Sunday, July 19, 2009

CULTURAMA: Mighty 'Big River' at the Arvada Center



Alan H. Green (left) as Jim and Alan Shaw as Huck in the Arvada Center's production of "Big River." (Photo by P. Switzer/Courtesy Arvada Center)


Good theater springs up in unlikely places.

When the Arvada Center opened in 1976, no one thought that it might one day become a regional center for professional-quality theatrical productions. The main stage, for instance, was poorly designed and had extreme technical limitations. Ambitions, likewise, didn’t extend much past the community-theater level.

After decades of patient effort, and thanks largely to the vision of Artistic Producer Rod Lansberry, the Center is a success story. Case in point: its current production of “Big River,” the award-winning musical adaptation of Mark Twain’s classic novel “The Adventures of Huckleberry Finn.”

Of course, it would be difficult for an adapter to ruin the original’s charm, but what makes the work soar is its score. Roger Miller’s brilliant roster of songs is reason enough to attend a performance, and “River in the Rain” is already a standard.

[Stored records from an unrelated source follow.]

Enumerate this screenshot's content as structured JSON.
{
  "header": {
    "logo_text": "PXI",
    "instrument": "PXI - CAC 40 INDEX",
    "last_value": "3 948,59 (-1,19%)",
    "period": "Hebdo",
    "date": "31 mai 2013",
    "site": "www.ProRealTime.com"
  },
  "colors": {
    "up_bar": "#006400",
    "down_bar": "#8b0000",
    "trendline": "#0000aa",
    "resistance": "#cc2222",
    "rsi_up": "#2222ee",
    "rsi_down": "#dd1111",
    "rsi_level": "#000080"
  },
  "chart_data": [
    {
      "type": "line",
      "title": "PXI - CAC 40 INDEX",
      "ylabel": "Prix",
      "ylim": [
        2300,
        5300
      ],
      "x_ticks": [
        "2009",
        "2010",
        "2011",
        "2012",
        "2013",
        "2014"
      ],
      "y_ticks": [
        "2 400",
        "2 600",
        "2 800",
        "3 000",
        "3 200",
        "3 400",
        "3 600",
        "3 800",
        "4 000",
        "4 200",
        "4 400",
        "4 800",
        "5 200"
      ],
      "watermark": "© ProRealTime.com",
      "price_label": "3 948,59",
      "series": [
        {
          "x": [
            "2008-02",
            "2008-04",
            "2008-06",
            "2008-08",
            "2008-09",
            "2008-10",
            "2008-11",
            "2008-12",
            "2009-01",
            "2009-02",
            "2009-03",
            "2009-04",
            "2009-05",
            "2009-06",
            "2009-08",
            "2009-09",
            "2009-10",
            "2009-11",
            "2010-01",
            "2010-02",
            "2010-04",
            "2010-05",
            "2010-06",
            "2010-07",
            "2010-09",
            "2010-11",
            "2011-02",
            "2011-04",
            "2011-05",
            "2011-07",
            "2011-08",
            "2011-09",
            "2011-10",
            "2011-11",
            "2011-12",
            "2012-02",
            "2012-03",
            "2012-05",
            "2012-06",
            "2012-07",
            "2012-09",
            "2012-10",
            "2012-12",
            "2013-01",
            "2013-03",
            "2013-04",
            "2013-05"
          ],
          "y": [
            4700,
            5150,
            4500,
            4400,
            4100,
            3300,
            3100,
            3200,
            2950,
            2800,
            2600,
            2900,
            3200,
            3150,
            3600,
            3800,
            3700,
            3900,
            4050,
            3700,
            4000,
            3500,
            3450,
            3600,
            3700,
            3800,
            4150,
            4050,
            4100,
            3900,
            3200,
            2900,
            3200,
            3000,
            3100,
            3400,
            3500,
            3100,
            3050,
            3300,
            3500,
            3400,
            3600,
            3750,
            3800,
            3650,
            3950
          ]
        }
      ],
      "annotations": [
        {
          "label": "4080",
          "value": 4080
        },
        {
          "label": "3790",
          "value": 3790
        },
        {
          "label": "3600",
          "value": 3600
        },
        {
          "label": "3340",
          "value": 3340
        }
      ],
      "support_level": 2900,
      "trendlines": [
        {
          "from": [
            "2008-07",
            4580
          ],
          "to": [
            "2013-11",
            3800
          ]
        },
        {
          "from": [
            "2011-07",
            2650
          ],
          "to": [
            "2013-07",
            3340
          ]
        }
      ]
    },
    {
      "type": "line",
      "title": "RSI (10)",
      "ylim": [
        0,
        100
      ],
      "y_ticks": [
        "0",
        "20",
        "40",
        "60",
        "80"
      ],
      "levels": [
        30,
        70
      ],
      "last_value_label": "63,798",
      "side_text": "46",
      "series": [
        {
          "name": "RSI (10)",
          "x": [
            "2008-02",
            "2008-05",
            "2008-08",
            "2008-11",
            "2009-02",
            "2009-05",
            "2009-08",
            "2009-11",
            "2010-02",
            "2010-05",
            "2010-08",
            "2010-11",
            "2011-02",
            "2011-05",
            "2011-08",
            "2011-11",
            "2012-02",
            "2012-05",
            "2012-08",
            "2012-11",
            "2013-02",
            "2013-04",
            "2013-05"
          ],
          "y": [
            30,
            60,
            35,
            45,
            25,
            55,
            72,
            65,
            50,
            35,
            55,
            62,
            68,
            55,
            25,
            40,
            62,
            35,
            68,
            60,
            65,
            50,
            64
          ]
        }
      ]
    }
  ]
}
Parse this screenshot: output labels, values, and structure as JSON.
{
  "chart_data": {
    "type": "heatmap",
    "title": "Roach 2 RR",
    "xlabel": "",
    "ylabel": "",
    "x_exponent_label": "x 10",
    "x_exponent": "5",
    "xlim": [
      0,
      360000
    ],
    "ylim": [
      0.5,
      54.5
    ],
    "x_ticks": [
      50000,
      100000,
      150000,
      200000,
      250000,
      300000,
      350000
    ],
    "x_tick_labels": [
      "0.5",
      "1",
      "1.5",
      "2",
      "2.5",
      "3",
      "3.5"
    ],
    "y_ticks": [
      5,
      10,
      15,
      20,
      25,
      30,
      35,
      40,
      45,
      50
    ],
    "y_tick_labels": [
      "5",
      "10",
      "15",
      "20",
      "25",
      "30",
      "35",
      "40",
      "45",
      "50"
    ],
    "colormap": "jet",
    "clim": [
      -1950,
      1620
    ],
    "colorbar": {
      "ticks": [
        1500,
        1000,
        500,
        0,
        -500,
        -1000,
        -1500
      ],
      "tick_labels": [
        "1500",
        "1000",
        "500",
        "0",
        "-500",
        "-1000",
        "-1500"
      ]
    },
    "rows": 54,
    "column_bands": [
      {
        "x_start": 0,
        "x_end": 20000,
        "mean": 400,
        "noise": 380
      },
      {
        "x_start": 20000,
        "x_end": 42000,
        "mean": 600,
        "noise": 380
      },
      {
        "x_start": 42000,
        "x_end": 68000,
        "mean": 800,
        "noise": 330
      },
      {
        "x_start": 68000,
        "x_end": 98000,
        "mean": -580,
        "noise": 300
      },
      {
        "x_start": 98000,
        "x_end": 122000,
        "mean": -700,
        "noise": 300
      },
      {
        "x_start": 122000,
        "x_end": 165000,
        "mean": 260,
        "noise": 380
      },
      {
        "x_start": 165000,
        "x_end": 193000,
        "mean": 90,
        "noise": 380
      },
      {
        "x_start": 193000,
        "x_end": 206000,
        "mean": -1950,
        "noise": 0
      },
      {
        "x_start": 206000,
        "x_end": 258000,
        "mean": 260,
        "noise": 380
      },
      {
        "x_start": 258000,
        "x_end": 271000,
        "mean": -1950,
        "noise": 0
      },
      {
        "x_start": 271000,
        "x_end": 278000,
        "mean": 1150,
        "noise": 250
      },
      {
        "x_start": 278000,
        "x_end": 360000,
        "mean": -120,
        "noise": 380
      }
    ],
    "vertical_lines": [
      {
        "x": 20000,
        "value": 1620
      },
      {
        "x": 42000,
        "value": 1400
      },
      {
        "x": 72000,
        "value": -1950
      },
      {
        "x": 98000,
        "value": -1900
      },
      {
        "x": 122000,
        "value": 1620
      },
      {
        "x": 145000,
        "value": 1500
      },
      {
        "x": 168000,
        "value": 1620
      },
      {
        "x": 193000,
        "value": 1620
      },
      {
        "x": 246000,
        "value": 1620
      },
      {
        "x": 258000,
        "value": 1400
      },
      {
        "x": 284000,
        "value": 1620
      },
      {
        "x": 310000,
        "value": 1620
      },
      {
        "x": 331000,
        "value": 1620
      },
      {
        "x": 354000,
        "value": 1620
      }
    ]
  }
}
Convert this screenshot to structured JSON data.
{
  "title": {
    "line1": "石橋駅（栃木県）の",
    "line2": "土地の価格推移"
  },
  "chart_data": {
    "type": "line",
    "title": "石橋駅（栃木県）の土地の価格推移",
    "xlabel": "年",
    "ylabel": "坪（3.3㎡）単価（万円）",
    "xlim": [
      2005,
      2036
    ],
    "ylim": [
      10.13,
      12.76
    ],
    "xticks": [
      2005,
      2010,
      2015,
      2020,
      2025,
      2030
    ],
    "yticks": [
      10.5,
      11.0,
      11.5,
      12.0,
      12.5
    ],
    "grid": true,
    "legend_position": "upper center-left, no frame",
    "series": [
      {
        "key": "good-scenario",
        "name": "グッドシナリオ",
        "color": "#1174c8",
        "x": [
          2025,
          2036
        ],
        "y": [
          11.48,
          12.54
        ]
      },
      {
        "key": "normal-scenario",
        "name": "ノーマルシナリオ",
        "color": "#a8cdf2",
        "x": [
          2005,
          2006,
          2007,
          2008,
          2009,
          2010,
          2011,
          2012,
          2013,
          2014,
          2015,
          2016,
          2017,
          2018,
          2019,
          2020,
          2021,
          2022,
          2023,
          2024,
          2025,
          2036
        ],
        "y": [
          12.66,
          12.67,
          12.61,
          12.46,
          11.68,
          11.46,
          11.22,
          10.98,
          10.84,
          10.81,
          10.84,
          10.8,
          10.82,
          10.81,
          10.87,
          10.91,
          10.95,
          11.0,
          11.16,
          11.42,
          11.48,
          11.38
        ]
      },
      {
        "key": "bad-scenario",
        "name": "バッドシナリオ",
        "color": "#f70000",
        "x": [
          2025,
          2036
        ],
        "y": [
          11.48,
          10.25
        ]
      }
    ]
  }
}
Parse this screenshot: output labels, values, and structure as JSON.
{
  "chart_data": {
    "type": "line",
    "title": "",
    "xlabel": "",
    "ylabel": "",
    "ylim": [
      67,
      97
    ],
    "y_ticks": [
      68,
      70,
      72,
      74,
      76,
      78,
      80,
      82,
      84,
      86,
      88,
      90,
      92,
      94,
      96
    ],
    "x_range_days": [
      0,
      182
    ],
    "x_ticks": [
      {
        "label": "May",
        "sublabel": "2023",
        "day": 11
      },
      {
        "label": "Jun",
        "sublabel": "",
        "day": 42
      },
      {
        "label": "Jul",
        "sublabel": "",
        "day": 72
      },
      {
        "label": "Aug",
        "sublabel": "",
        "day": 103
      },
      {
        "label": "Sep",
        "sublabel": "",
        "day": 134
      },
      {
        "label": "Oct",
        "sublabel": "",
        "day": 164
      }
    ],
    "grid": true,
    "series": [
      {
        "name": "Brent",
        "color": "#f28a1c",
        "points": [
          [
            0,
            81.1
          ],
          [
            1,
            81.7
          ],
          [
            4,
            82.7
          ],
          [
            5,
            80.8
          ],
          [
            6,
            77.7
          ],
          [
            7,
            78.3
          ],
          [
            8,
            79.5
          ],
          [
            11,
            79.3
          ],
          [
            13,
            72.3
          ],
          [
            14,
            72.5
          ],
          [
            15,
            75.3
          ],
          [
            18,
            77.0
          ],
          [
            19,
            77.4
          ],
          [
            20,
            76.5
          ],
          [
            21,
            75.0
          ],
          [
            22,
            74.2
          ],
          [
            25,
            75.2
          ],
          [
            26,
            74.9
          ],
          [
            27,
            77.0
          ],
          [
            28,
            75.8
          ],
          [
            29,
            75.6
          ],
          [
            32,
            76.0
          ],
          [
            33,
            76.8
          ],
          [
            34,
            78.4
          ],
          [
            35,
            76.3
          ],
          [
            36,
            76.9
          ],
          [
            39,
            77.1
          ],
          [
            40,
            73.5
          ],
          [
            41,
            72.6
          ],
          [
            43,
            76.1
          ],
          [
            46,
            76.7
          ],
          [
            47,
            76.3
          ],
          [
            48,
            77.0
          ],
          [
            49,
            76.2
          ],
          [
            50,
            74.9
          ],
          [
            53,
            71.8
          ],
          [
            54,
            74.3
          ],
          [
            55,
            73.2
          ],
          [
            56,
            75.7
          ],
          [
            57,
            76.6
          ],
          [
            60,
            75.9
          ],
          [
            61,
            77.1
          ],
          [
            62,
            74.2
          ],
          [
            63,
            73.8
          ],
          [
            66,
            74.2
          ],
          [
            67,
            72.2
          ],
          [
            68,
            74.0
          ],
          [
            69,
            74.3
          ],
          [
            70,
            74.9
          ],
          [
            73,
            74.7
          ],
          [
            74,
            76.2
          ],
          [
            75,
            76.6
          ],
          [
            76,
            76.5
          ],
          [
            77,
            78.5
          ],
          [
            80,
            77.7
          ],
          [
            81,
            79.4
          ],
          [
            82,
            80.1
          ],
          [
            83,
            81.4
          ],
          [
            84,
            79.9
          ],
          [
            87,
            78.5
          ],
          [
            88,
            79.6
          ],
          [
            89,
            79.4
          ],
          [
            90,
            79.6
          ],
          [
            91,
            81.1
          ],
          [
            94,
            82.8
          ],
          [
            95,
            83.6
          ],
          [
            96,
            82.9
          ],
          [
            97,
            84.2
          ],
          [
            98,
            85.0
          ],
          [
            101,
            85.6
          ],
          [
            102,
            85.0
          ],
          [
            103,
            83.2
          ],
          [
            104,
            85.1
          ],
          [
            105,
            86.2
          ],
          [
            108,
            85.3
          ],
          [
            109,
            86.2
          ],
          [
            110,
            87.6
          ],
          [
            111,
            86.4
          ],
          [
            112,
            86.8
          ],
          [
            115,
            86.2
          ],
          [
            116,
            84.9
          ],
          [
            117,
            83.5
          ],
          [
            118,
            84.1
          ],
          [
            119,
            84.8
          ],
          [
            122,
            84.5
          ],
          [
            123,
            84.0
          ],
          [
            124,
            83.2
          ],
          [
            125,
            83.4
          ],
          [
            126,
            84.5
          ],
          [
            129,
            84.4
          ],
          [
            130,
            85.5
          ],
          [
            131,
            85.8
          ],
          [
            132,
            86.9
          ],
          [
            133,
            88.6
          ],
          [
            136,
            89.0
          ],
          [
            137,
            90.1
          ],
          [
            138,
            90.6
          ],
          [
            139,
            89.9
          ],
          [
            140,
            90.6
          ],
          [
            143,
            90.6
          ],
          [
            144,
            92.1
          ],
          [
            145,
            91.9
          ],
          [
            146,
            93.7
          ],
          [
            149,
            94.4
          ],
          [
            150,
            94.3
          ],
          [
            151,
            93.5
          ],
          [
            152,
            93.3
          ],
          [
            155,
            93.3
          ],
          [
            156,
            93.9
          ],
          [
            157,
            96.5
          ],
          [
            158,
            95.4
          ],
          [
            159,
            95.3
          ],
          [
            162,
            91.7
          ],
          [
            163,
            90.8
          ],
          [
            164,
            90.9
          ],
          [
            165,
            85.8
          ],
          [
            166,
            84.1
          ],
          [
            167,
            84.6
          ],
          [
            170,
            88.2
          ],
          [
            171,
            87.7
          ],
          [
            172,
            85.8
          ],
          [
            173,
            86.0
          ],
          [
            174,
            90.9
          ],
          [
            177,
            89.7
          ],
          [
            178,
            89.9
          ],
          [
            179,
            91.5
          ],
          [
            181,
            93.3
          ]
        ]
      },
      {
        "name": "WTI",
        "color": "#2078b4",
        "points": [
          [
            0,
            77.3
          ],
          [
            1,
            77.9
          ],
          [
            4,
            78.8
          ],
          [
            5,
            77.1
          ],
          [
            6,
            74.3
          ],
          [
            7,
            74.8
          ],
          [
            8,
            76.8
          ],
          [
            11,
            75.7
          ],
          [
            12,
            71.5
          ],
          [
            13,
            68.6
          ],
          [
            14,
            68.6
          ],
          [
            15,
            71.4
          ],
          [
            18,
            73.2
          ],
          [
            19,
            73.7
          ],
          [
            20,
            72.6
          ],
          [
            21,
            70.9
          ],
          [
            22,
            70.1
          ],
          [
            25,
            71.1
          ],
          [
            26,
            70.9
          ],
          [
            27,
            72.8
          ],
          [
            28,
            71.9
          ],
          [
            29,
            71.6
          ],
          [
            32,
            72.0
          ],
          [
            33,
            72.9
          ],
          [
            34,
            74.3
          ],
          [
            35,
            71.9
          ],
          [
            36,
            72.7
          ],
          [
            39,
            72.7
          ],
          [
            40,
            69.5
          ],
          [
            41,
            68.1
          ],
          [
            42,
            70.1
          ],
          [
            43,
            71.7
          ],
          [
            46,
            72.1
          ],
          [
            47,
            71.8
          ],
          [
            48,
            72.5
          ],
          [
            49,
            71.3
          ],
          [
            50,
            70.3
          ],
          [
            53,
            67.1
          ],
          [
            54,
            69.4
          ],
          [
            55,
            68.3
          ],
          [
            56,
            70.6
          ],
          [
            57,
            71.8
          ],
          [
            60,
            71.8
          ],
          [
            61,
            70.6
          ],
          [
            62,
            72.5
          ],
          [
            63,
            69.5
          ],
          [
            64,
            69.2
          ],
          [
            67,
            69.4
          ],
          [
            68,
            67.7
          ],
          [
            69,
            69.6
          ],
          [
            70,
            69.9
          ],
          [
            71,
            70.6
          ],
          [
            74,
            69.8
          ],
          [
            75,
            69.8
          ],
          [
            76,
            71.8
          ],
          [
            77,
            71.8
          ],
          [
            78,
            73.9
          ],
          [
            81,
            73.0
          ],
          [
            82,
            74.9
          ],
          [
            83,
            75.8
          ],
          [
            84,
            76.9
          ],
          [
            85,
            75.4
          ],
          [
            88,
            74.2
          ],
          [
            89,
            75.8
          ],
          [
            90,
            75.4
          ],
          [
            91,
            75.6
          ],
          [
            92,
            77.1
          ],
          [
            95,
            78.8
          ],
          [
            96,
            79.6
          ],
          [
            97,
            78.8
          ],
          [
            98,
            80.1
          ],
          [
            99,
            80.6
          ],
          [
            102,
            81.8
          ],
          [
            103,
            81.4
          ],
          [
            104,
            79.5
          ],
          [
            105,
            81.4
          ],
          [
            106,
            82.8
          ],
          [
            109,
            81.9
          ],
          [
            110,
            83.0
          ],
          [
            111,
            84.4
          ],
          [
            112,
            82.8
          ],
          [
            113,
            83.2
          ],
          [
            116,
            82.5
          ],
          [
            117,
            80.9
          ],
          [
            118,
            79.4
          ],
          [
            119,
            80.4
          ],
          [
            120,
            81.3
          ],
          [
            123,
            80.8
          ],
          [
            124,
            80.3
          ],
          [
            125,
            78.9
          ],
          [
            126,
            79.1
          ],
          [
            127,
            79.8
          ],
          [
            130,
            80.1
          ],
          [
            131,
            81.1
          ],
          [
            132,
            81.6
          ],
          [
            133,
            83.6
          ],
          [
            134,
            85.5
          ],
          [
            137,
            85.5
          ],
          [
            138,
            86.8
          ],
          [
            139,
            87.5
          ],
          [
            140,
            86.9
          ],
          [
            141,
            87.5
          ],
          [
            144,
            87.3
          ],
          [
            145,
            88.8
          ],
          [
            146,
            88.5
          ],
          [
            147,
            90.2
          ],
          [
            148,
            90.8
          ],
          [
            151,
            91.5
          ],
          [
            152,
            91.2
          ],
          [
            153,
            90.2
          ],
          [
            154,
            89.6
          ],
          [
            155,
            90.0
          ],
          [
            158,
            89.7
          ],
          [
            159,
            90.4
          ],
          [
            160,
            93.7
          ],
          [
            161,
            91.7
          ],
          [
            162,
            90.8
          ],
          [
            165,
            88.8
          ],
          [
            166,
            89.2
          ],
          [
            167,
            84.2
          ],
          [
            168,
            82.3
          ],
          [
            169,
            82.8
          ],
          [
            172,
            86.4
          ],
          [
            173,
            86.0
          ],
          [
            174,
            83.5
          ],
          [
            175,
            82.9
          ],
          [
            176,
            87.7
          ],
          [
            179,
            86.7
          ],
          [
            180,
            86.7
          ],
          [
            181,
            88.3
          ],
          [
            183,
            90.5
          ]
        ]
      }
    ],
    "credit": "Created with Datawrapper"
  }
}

Before “Big River,” there was country sound on the Broadway stage – at least faux country. The Gershwins used Nevada as a gimmick setting in “Girl Crazy” in 1930, and shows such as “Oklahoma!”, “Shenandoah” and “The Best Little Whorehouse in Texas” gave nods to the flavor and instrumentation of rural acoustic music.

But Miller, the country composer/performer who had already won more Grammy awards than anyone would until Michael Jackson came along, was the real deal. He was more than equal to the occasion, using the genre in an effective, expressive way. In “Big River,” for which he won a Tony award, he crafted songs that not only capture but augment and supplement the original material.

William Hauptman’s book aptly condenses its sprawling source, shaping it into a swift-moving, entertaining evening with – gasp! – actual content.

Despite the adolescent high jinks, the emotional center of the piece is Jim, the escaped slave and Huck’s bosom companion who travels down the Mississippi with him. (Twain’s Jim was the first instance of a white writer coming within spitting distance of portraying a black character as a dimensional human being.)

Hauptman and Miller use “Big River” to open up the work past Huck’s first-person perspective, illuminating Jim’s suffering. Passages such as “The Crossing” and “Free at Last” show the underside of Twain’s universe – institutionalized slavery as a poison that ruined the souls of the enslaved and the enslavers.

Director/choreographer Stephen Bourneuf knows how to put a show across. Brian Mallgrave’s efficient, versatile set helps the action move along seamlessly, helped along by Nicole Harrison’s beautiful period costumes, Gail Gober’s lighting plot and Steve Stevens’ sound design.

Vocally, the cast sparkles – in particular, Gabrielle Goyette and Valisia Lekae pull out all the stops during their solos. Alan Shaw’s Huck, though ingratiating, is overshadowed by the immense presence of Alan H. Green as Jim. Other standouts include Kitty Skillman Hilsabeck as the sour and proper Miss Watson, and Emily van Fleet as Mary Jane Wilkes.

The biggest delight of the evening is the duo of rapscallions, the King (Eric Leviton) and the Duke (Jim Newman), two con artists who hijack Jim and Huck, using them to help them fleece the populace as they float downriver. Newman’s hopelessly awful pseudo-Shakespearean pomposity, combined with Leviton’s drawling sarcasms, makes every moment with them on stage a pleasure.

Knowing the story won’t preclude enjoying seeing it in this incarnation. Those who don’t know it will find “Big River” a stirring, entertaining introduction.